Prospects and Challenges of Translational Corneal Bioprinting

Abstract

Corneal transplantation remains the ultimate treatment option for advanced stromal and endothelial disorders. Corneal tissue engineering has gained increasing interest in recent years, as it can bypass many complications of conventional corneal transplantation. The human cornea is an ideal organ for tissue engineering, as it is avascular and immune-privileged. Mimicking the complex mechanical properties, the surface curvature, and stromal cytoarchitecure of the in vivo corneal tissue remains a great challenge for tissue engineering approaches. For this reason, automated biofabrication strategies, such as bioprinting, may offer additional spatial control during the manufacturing process to generate full-thickness cell-laden 3D corneal constructs. In this review, we discuss recent advances in bioprinting and biomaterials used for in vitro and ex vivo corneal tissue engineering, corneal cell-biomaterial interactions after bioprinting, and future directions of corneal bioprinting aiming at engineering a full-thickness human cornea in the lab.
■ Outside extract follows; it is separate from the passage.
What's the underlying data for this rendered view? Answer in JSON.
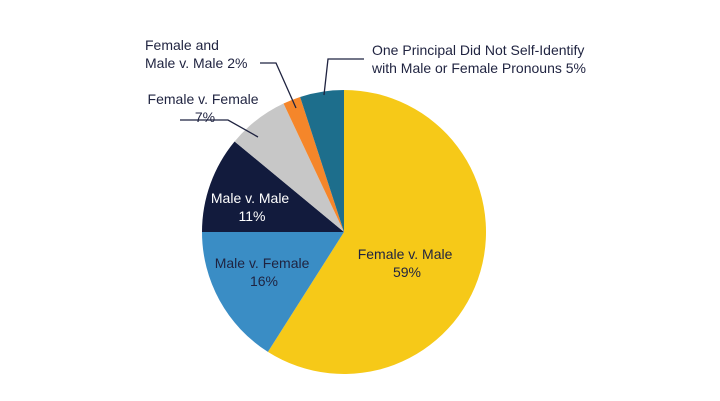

Keywords: 3D; bioprinting; cell-biomaterial interaction; corneal tissue engineering; hydrogel.

Figure 1

Bioarchitecture of the human cornea. Schematic illustration of (A) the cross-section of the human eye ball, (B) cornea, and (C) histological section of a human cornea showing the ultrastructure of the three main layers (epithelium, stroma, and endothelium) as well as the Bowman’s layer and the Descemet’s membrane (courtesy of Matthias Fuest, MD, RWTH Aachen University). (D) Illustration of orthogonally aligned collagen lamellae present in the human corneal stroma.

Figure 2

Eyes with diseases of the three different layers of the cornea before and after treatment. The crucial circular limbal area, host to most corneal stem cells, is located between the dotted white circles shown in (C). Patient (A) suffered a chemical burn to the surface of the eye that killed all epithelial stem cells, leading to a conjunctivalization of the cornea. The patient was treated with a limbal transplant from the healthy collateral eye ((B), 3 months post-surgery). Patient (C) had a stromal corneal scar following Herpes keratitis and underwent full thickness corneal transplantation ((D), 4 months post-surgery). Corneal endothelial cells of patient (E) died after a complicated cataract surgery, which led to swelling of the cornea and impaired vision. The eye underwent a lamellar endothelial corneal transplantation (Descemet membrane endothelial keratoplasty (DMEK), (F), 6 months post-surgery). All images are courtesy of Matthias Fuest, MD, RWTH Aachen University.

Figure 3

Cellular morphology in bioprinted corneal stromal tissue-like structures strongly depends on the material used as bioink. (A) Extrusion bioprinting of human corneal stromal keratocytes (CSKs) in 15% GelMa. Fluorescent staining shows round cells after bioprinting. Scale bars represent 1 mm (left) and 100 µm (right) [88]. (B) Extrusion bioprinting of rat limbal stromal stem cells in PEG-PCL reinforced 15% GelMa. Fluorescent staining shows cellular filopodial extensions up to 50 µm. Scale bars represent 10 mm (left) and 100 µm (right) [87]. (C) Extrusion bioprinting of human turbinate-derived mesenchymal stem cells cultured in CSK differentiation media and embedded in a cornea-derived decellularized ECM bioink. Cells show filopodial extension up to 50 µm. Scale bars represent 5 mm (left) and 200 µm (right) [89]. (D) Laser-based bioprinting of limbal epithelial cells and adipose-derived stem cells in a Matrigel-collagen type-I-based bioink. After bioprinting, cells can spread in the printed substrate. Scale bar represents 1 mm [84]. (E) Drop-on-demand bioprinting of human CSKs in 0.5% agarose–0.2% collagen type-I hybrid bioink. Cells are able to extend their filopodia up to 100 µm. Scale bar represents 100 µm [86].